Os fabricantes brasileiros de equipamentos do setor petrolífero questionam o argumento utilizado pela Petrobras de sobrepreço de 40% nos valores nas duas licitações realizadas no ano passado. De acordo com representantes da indústria, o pedido da direção da Petrobras para contratar 100% dos equipamentos no exterior "assusta".

O Sindicato dos Metalúrgicos de Niterói e Itaboraí foi representando por sua diretoria: Edson Rocha (presidente), Luiz Cláudio Bitencourt (vice-presidente), Flávio Vitorino (tesoureiro) e Fábio Veloso (diretor).

Edson Rocha, que também é secretário de Administração e Finanças da Confederação Nacional dos Metalúrgicos da CUT (CNM/CUT) fez um discurso duro contra os diretores da Petrobras. “Eles não estavam preocupados com o povo brasileiro. A direção atual da Petrobras está na contramão da história. O mundo inteiro, inclusive o Estados Unidos, estão aplicando o conteúdo nacional mínimo para manter os trabalhadores nos empregos. O que vão fazer os trabalhadores que investiram na sua formação e qualificação? Vão fazer o quê com os diplomas? A direção da Petrobras poderia ser um pouco mais nacionalista e não entregar o país e os empregos dos brasileiros para os estrangeiros”, disse.

"Fazer um projeto desse tamanho sem usar os recursos que a gente tem parece uma coisa inconcebível. Nós temos 13 milhões de desempregados, os estados da União estão quebrados, então como pode um projeto dessa importância não contribuir para nenhum destes dois aspectos", afirma Cesar Prata, vice-presidente da Associação Brasileira de Máquinas e Equipamentos (Abimaq), em entrevista à TVT.

Segundo o diretor da Sindicato Unificado dos Petroleiros do Estado de São Paulo (Sindipetro-SP) Auzélio Alves, o governo Temer, junto à gestão de Pedro Parente na Petrobras, está destruindo todas as conquistas do setor no Brasil.

"Nós, trabalhadores da Federação Única dos Petroleiros (FUP), sempre lutamos para que essa conquista viesse para os trabalhadores brasileiros, se nós tivemos o poder de descobrir essa grande jazida (de petróleo no pré-sal), por que não nós brasileiros construirmos os nossos equipamentos? Lutamos por isso e conquistamos um espaço de 40 a 80% do conteúdo local sendo fabricado aqui, agora vem esse governo destruindo tudo aquilo que nós conquistamos", critica.
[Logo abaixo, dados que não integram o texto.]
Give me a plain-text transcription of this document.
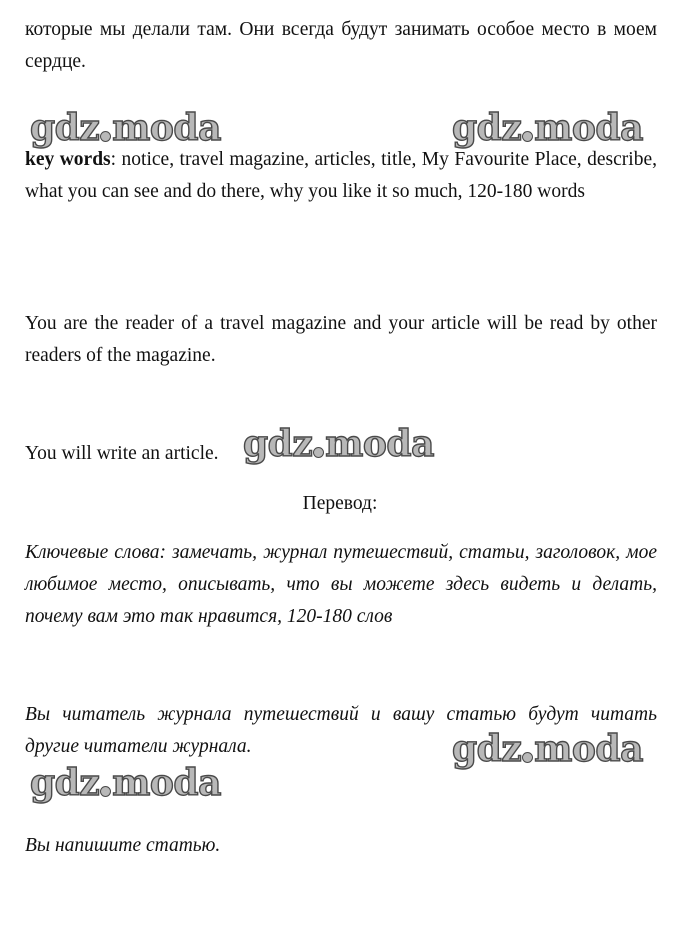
которые мы делали там. Они всегда будут занимать особое место в моем сердце.

key words: notice, travel magazine, articles, title, My Favourite Place, describe, what you can see and do there, why you like it so much, 120-180 words

You are the reader of a travel magazine and your article will be read by other readers of the magazine.

You will write an article.

Перевод:

Ключевые слова: замечать, журнал путешествий, статьи, заголовок, мое любимое место, описывать, что вы можете здесь видеть и делать, почему вам это так нравится, 120-180 слов

Вы читатель журнала путешествий и вашу статью будут читать другие читатели журнала.

Вы напишите статью.

gdz moda	gdz moda
gdz moda
gdz moda
gdz moda
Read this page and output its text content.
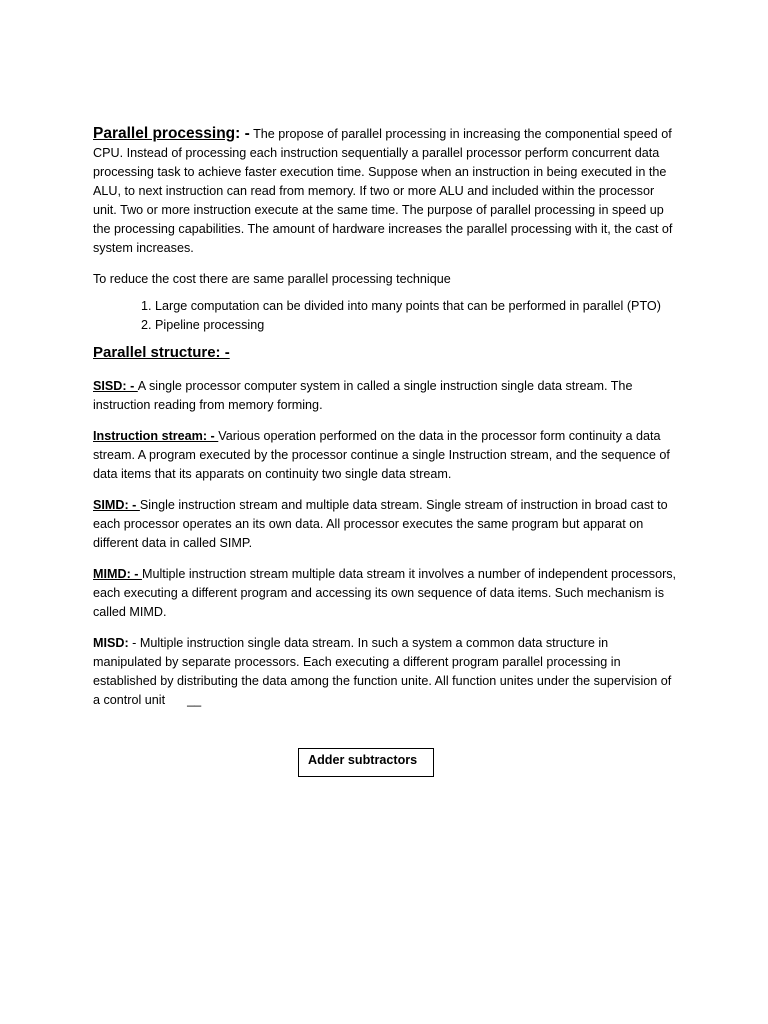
Parallel processing: - The propose of parallel processing in increasing the componential speed of CPU. Instead of processing each instruction sequentially a parallel processor perform concurrent data processing task to achieve faster execution time. Suppose when an instruction in being executed in the ALU, to next instruction can read from memory. If two or more ALU and included within the processor unit. Two or more instruction execute at the same time. The purpose of parallel processing in speed up the processing capabilities. The amount of hardware increases the parallel processing with it, the cast of system increases.

To reduce the cost there are same parallel processing technique

1. Large computation can be divided into many points that can be performed in parallel (PTO)
2. Pipeline processing
Parallel structure: -

SISD: - A single processor computer system in called a single instruction single data stream. The instruction reading from memory forming.

Instruction stream: - Various operation performed on the data in the processor form continuity a data stream. A program executed by the processor continue a single Instruction stream, and the sequence of data items that its apparats on continuity two single data stream.

SIMD: - Single instruction stream and multiple data stream. Single stream of instruction in broad cast to each processor operates an its own data. All processor executes the same program but apparat on different data in called SIMP.

MIMD: - Multiple instruction stream multiple data stream it involves a number of independent processors, each executing a different program and accessing its own sequence of data items. Such mechanism is called MIMD.

MISD: - Multiple instruction single data stream. In such a system a common data structure in manipulated by separate processors. Each executing a different program parallel processing in established by distributing the data among the function unite. All function unites under the supervision of a control unit __

Adder subtractors
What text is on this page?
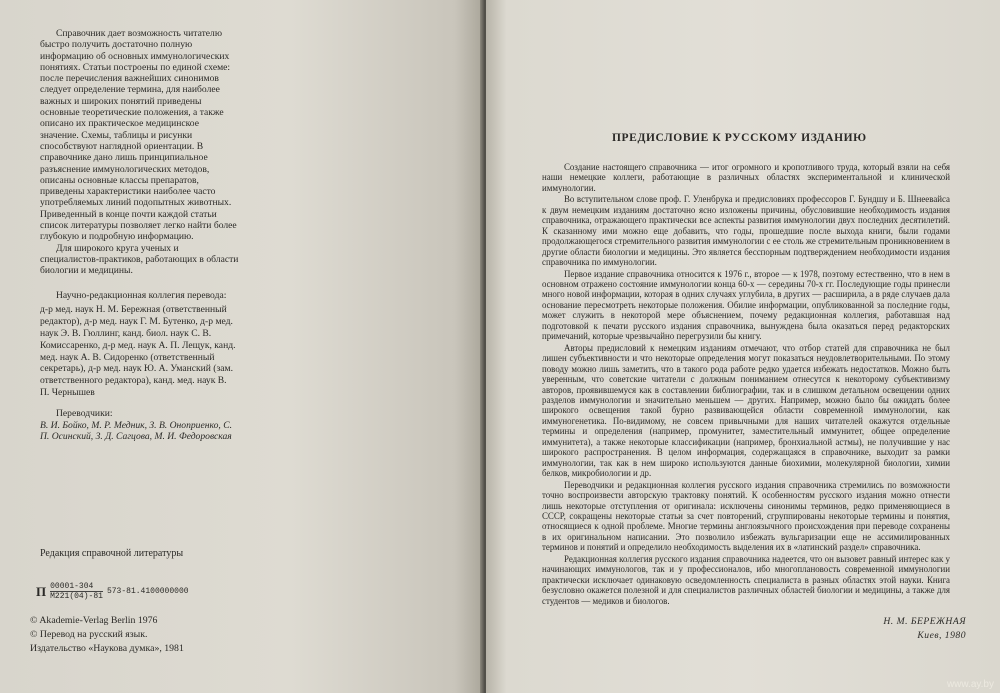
Справочник дает возможность читателю быстро получить достаточно полную информацию об основных иммунологических понятиях. Статьи построены по единой схеме: после перечисления важнейших синонимов следует определение термина, для наиболее важных и широких понятий приведены основные теоретические положения, а также описано их практическое медицинское значение. Схемы, таблицы и рисунки способствуют наглядной ориентации. В справочнике дано лишь принципиальное разъяснение иммунологических методов, описаны основные классы препаратов, приведены характеристики наиболее часто употребляемых линий подопытных животных. Приведенный в конце почти каждой статьи список литературы позволяет легко найти более глубокую и подробную информацию.

Для широкого круга ученых и специалистов-практиков, работающих в области биологии и медицины.

Научно-редакционная коллегия перевода:

д-р мед. наук Н. М. Бережная (ответственный редактор), д-р мед. наук Г. М. Бутенко, д-р мед. наук Э. В. Гюллинг, канд. биол. наук С. В. Комиссаренко, д-р мед. наук А. П. Лещук, канд. мед. наук А. В. Сидоренко (ответственный секретарь), д-р мед. наук Ю. А. Уманский (зам. ответственного редактора), канд. мед. наук В. П. Чернышев

Переводчики:

В. И. Бойко, М. Р. Медник, З. В. Оноприенко, С. П. Осинский, З. Д. Сагцова, М. И. Федоровская

Редакция справочной литературы
П $\frac{00001-304}{М221(04)-81} 573-81.4100000000$
© Akademie-Verlag Berlin 1976
© Перевод на русский язык.
Издательство «Наукова думка», 1981
ПРЕДИСЛОВИЕ К РУССКОМУ ИЗДАНИЮ

Создание настоящего справочника — итог огромного и кропотливого труда, который взяли на себя наши немецкие коллеги, работающие в различных областях экспериментальной и клинической иммунологии.

Во вступительном слове проф. Г. Уленбрука и предисловиях профессоров Г. Бундшу и Б. Шнеевайса к двум немецким изданиям достаточно ясно изложены причины, обусловившие необходимость издания справочника, отражающего практически все аспекты развития иммунологии двух последних десятилетий. К сказанному ими можно еще добавить, что годы, прошедшие после выхода книги, были годами продолжающегося стремительного развития иммунологии с ее столь же стремительным проникновением в другие области биологии и медицины. Это является бесспорным подтверждением необходимости издания справочника по иммунологии.

Первое издание справочника относится к 1976 г., второе — к 1978, поэтому естественно, что в нем в основном отражено состояние иммунологии конца 60-х — середины 70-х гг. Последующие годы принесли много новой информации, которая в одних случаях углубила, в других — расширила, а в ряде случаев дала основание пересмотреть некоторые положения. Обилие информации, опубликованной за последние годы, может служить в некоторой мере объяснением, почему редакционная коллегия, работавшая над подготовкой к печати русского издания справочника, вынуждена была оказаться перед редакторских примечаний, которые чрезвычайно перегрузили бы книгу.

Авторы предисловий к немецким изданиям отмечают, что отбор статей для справочника не был лишен субъективности и что некоторые определения могут показаться неудовлетворительными. По этому поводу можно лишь заметить, что в такого рода работе редко удается избежать недостатков. Можно быть уверенным, что советские читатели с должным пониманием отнесутся к некоторому субъективизму авторов, проявившемуся как в составлении библиографии, так и в слишком детальном освещении одних разделов иммунологии и значительно меньшем — других. Например, можно было бы ожидать более широкого освещения такой бурно развивающейся области современной иммунологии, как иммуногенетика. По-видимому, не совсем привычными для наших читателей окажутся отдельные термины и определения (например, промунитет, заместительный иммунитет, общее определение иммунитета), а также некоторые классификации (например, бронхиальной астмы), не получившие у нас широкого распространения. В целом информация, содержащаяся в справочнике, выходит за рамки иммунологии, так как в нем широко используются данные биохимии, молекулярной биологии, химии белков, микробиологии и др.

Переводчики и редакционная коллегия русского издания справочника стремились по возможности точно воспроизвести авторскую трактовку понятий. К особенностям русского издания можно отнести лишь некоторые отступления от оригинала: исключены синонимы терминов, редко применяющиеся в СССР, сокращены некоторые статьи за счет повторений, сгруппированы некоторые термины и понятия, относящиеся к одной проблеме. Многие термины англоязычного происхождения при переводе сохранены в их оригинальном написании. Это позволило избежать вульгаризации еще не ассимилированных терминов и понятий и определило необходимость выделения их в «латинский раздел» справочника.

Редакционная коллегия русского издания справочника надеется, что он вызовет равный интерес как у начинающих иммунологов, так и у профессионалов, ибо многоплановость современной иммунологии практически исключает одинаковую осведомленность специалиста в разных областях этой науки. Книга безусловно окажется полезной и для специалистов различных областей биологии и медицины, а также для студентов — медиков и биологов.

Н. М. БЕРЕЖНАЯ
Киев, 1980
www.ay.by
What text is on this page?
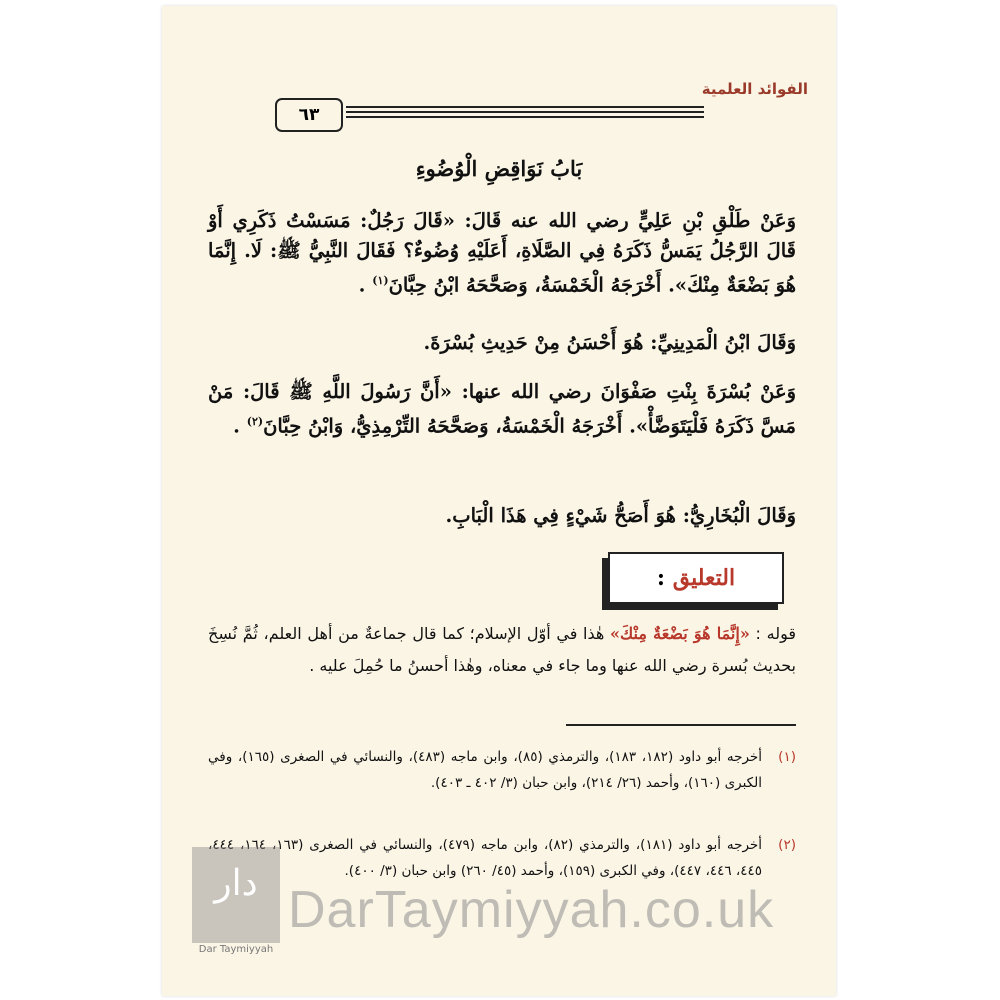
الفوائد العلمية
٦٣
بَابُ نَوَاقِضِ الْوُضُوءِ
وَعَنْ طَلْقِ بْنِ عَلِيٍّ رضي الله عنه قَالَ: «قَالَ رَجُلٌ: مَسَسْتُ ذَكَرِي أَوْ قَالَ الرَّجُلُ يَمَسُّ ذَكَرَهُ فِي الصَّلَاةِ، أَعَلَيْهِ وُضُوءٌ؟ فَقَالَ النَّبِيُّ ﷺ: لَا. إِنَّمَا هُوَ بَضْعَةٌ مِنْكَ». أَخْرَجَهُ الْخَمْسَةُ، وَصَحَّحَهُ ابْنُ حِبَّانَ$^{(١)}$ .
وَقَالَ ابْنُ الْمَدِينِيِّ: هُوَ أَحْسَنُ مِنْ حَدِيثِ بُسْرَةَ.
وَعَنْ بُسْرَةَ بِنْتِ صَفْوَانَ رضي الله عنها: «أَنَّ رَسُولَ اللَّهِ ﷺ قَالَ: مَنْ مَسَّ ذَكَرَهُ فَلْيَتَوَضَّأْ». أَخْرَجَهُ الْخَمْسَةُ، وَصَحَّحَهُ التِّرْمِذِيُّ، وَابْنُ حِبَّانَ$^{(٢)}$ .
وَقَالَ الْبُخَارِيُّ: هُوَ أَصَحُّ شَيْءٍ فِي هَذَا الْبَابِ.
التعليق :
قوله : «إِنَّمَا هُوَ بَضْعَةٌ مِنْكَ» هٰذا في أوّل الإسلام؛ كما قال جماعةٌ من أهل العلم، ثُمَّ نُسِخَ بحديث بُسرة رضي الله عنها وما جاء في معناه، وهٰذا أحسنُ ما حُمِلَ عليه .
(١)
أخرجه أبو داود (١٨٢، ١٨٣)، والترمذي (٨٥)، وابن ماجه (٤٨٣)، والنسائي في الصغرى (١٦٥)، وفي الكبرى (١٦٠)، وأحمد (٢٦/ ٢١٤)، وابن حبان (٣/ ٤٠٢ ـ ٤٠٣).
(٢)
أخرجه أبو داود (١٨١)، والترمذي (٨٢)، وابن ماجه (٤٧٩)، والنسائي في الصغرى (١٦٣، ١٦٤، ٤٤٤، ٤٤٥، ٤٤٦، ٤٤٧)، وفي الكبرى (١٥٩)، وأحمد (٤٥/ ٢٦٠) وابن حبان (٣/ ٤٠٠).
دار
Dar Taymiyyah
DarTaymiyyah.co.uk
Cesar Prata alerta para o risco de um crescimento dramático nos números do desemprego nos próximos 12 meses, caso o governo mantenha a política de desmonte da Petrobras e de sua rede de fornecedores. "Só nesse setor de construção naval já tem 80 mil empregos que não vão acontecer nesse período. Tem estaleiros sendo desativados, recentemente construídos para atender essa demanda, mas estão sem serviço, por causa do descompasso, não só econômico, como (a política) de rever as obrigações de conteúdo local. Agora, nós do setor fornecedor como um todo, estamos prevendo que produziremos um efeito de mais um milhão de desempregados no próximos 12 meses", afirma o empresário.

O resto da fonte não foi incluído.